Hmmm... yes, there are a few glitches. The software is still under development, by one hard-working guy, I learned.

There were a few format glitches that I edited out of the PDF. So strangely, if it were to go "public" now, I guess bloggers would need an editor! Just to keep the format straight, mind you. Until the computer program improves, which it will.

The editing took me very little time. Should there be a strike and bloggers wanted to actually post a Hawaii blog newspaper, there is also software from the same website to gather the blogs onto a server automatically. That's what I really find exciting, but it's different from this in that anyone can use this program to put together their own personal "newspaper." The other, someone has to set it up, the choice isn't the reader's.

Perhaps there could be several editions. Kauai readers would want their local blogs, Maui and Big Island readers would want theirs, etc.

The supermarket paper idea is one I've had for years, from 'way back when I worked for GE Time Sharing in the '70s. At that time I was focused more on food and recipe info. There was no way then to gather news on a computer anyway. Now there is.
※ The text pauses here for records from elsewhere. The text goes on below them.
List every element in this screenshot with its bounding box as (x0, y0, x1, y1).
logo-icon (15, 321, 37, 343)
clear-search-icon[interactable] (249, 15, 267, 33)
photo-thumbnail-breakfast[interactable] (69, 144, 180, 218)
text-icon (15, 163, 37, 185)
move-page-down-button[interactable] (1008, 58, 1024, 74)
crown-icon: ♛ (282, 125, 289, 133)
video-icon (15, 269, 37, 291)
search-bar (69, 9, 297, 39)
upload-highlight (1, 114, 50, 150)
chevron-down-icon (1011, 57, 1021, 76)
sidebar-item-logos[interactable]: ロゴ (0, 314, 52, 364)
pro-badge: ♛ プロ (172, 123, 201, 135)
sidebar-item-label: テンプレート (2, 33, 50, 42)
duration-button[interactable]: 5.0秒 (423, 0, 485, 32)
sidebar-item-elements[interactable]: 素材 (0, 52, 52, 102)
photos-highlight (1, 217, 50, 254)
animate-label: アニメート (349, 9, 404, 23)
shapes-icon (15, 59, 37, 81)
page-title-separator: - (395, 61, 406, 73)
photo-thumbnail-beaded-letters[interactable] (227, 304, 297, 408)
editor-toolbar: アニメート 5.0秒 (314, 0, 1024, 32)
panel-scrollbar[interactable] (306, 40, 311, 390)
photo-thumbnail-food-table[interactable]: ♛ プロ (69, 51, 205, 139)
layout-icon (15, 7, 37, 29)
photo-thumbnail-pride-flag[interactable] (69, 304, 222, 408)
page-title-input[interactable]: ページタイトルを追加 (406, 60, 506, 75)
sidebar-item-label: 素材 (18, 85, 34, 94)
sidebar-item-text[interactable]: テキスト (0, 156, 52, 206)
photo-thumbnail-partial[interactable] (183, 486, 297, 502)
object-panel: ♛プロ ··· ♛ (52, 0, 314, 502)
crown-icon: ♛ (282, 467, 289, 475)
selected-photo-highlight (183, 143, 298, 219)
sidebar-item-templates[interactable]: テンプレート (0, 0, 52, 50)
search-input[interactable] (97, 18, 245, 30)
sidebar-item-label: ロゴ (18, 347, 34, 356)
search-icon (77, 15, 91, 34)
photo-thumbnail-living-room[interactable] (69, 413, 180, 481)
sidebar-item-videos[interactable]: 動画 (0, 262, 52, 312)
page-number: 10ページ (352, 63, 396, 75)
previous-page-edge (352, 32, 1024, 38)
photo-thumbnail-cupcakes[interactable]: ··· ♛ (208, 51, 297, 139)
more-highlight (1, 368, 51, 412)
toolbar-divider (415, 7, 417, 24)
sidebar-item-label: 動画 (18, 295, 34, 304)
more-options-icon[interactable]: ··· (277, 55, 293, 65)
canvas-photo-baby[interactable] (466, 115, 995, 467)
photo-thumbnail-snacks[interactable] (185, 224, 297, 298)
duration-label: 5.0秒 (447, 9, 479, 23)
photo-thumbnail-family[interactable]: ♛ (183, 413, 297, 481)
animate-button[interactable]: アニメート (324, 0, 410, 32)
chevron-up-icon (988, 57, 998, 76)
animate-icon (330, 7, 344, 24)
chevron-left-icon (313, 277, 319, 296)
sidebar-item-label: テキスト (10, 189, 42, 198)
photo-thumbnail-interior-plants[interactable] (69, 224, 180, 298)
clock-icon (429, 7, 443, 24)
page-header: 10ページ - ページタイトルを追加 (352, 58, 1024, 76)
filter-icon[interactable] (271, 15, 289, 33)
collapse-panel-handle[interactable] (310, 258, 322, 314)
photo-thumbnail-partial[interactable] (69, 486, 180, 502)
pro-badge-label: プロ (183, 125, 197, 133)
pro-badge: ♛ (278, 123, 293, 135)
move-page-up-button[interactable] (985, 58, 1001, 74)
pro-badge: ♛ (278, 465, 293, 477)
So if a strike should happen, it could be an opportunity to try out a newspaperless existence, just for the advancement of science, mind you.
 


If the Advertiser were to strike, wouldn't the Bulletin still be around?

Wonder why that doesn't register on your "disappeared" radar.

Interesting doohickey nonetheless, though.
 


Good question. I really wasn't thinking of the S-B, maybe because the Advertiser is the paper I subscribe to. I don't know if I would start reading the S-B if the Advertiser were to disappear. Maybe on-line.

This neat software was on my mind, and the possibility of producing a blog-based paper, so I guess that's what I wanted to try out. New toy.

Your question is a good one, though. I really didn't think that we still have one paper even if the other is temporarily gone.